The evidence thus provides a strong basis for interpreting πίστις Χριστοῦ as an objective genitive.

References:

  • Thomas R. Schreiner, Paul, Apostle of God’s Glory in Christ: A Pauline Theology (Downers Grove: InterVarsity Press, 2001).
  • 11 Responses to “Reason No. 15: Faith in Christ is attested in the undisputed phrases – 100 Reasons πίστις Χριστοῦ is an Objective Genitive”

    1. mattdabbs said

      The other N.T. thinks Romans 3:22 is “faith of Christ” or “faithfulness of Christ” and not our “faith in Christ” meaning that the faithfulness of Christ to God’s plan and will results in God showing grace to his people. Paul for Everyone, 51-52.

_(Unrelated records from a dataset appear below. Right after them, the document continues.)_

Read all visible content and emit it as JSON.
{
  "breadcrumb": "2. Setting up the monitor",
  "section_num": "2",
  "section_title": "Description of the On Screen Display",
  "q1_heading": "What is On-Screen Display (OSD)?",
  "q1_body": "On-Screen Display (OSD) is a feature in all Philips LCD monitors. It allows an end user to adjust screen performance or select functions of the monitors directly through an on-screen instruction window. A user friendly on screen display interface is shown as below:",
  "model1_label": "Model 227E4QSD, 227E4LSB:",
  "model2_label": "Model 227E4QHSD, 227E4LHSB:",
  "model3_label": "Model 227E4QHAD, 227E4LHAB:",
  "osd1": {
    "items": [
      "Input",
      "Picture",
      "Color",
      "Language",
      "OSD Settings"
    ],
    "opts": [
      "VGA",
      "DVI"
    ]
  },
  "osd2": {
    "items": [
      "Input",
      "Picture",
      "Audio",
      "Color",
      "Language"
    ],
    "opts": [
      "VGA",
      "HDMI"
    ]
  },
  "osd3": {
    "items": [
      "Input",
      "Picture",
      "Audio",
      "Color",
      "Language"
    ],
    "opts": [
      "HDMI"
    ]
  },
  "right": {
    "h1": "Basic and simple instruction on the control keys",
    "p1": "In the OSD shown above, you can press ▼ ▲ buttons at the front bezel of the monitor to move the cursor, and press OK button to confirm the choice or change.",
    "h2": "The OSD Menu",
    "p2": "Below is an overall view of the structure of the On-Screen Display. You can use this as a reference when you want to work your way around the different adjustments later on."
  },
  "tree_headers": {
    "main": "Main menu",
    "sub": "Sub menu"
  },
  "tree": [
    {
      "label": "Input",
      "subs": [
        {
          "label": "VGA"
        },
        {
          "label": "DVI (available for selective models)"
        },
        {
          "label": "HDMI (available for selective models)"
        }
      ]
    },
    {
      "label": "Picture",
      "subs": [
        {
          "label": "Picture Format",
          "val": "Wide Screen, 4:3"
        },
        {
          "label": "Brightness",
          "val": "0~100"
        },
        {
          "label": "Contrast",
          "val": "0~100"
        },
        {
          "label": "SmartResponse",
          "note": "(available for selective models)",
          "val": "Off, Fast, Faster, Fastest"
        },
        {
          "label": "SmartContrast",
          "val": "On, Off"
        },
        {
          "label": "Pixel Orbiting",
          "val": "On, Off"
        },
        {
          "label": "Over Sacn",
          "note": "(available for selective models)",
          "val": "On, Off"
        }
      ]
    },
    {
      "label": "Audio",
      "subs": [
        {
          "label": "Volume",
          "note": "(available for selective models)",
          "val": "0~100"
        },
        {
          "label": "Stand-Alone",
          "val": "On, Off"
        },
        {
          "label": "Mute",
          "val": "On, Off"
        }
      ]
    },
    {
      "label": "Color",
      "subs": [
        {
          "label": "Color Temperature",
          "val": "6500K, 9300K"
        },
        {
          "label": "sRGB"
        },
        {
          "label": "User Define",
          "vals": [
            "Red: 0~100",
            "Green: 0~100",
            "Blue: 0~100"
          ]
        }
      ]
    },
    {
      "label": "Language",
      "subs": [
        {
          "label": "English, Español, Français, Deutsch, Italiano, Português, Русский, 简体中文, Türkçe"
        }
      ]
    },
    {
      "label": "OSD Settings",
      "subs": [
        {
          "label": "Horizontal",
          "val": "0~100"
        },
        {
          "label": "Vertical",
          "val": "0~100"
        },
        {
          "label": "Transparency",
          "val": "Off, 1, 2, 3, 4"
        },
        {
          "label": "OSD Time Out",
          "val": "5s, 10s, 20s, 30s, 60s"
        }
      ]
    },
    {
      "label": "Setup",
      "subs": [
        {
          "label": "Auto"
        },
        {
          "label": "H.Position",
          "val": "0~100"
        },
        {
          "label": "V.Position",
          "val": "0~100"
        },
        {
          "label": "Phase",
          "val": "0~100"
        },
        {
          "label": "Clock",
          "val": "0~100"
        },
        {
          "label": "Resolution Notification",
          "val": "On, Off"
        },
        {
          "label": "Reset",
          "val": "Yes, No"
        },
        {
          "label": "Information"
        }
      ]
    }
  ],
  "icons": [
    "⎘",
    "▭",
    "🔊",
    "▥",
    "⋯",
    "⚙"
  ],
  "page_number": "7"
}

    2. danielandtonya said

      All I see is a short list of argued-over verses (who says they’re undisputed?) and your insistence that they should be understood as ‘faith in’. Must I read Schreiner to get your point or will you offer clearer evidence?

    3. Geoff Hudson said

      Comment moved to the Hobbyhorse Post.

    4. I am enjoying the series, antibishop.

      By contrast, there is no unambiguous evidence for the faithfulness of Christ to God in Paul’s epistles.

      Phil 2.6-11?

    5. Geoff Hudson said

      [Comment moved to the Hobbyhorse Post.]

    6. NT Wrong? said

      Matt – one of the better responses to the Bishop of Durham on these verses was Gathercole’s Where is boasting?. Rom 3.21 and 22 should be read together, antithetically.

      Here we go:
      “The ‘righteousness of God revealed apart from the Law” in 3.21 is euivalent to ‘the righteousness of God through faith’ in 3.22… One should not look to the Law, Paul says, as the means to God’s saving righteousness. Rather one receives it by faith.” (224-225)

      Paul’s larger point is that this receipt-by-faith independently-of-the-Law is the same for Jew and Gentile in the new Israel constituted in Christ. That is, the emphasis is on human faith versus human law-following. What’s that comment about Luther and a career in metallurgy?

      Who was Gathercole’s supervisor?

    7. Doug said

      OTOH perhaps there is a commonality between δικαιοσύνη θεοῦ and πίστεως Ἰησοῦ Χριστοῦ. The phrases don’t only balance each other, but the second is the development of the first, one subjective genitive succeeding another.

    8. NT Wrong? said

      That would be missing the forest for the trees. While sustained attempts have been made to dismiss Paul’s contrast of faith and law which is in focus here (eg. Wright’s Romans commentary), the result is highly forced. Paul is contrasting faith and law — the righteousness of God is in the background. Only by a sustained and sophistic bringing of this background into the specific meaning of the foreground can such an interpretation be defended. And in doing so, it sweeps the specific meaning away. The New Perspective is a farce, a faddish mistake — better named ‘The Wrong Turn on Paul’ than ‘New Perspective’.

    9. steph said

      He did it in Durham under Dunn I think.

    10. mattdabbs said

      Paul makes that point very well in Rom 3 without having to have 3:22 say “faith in Christ.” I can see it go either way as both are equally valid points. It is hard to know which has more weight. On the one hand Wright is saying that there is a contrast between Israel’s unfaithfulness in being a light to the Gentiles and Jesus’ faithfulness in getting the job done. On the other hand what Wrong is saying also fits the context of what Paul is saying in Romans 3 – the differences between faith and the law.

      I don’t know that it can definitively be determined as one over the other since they both fit the context and theology of Paul.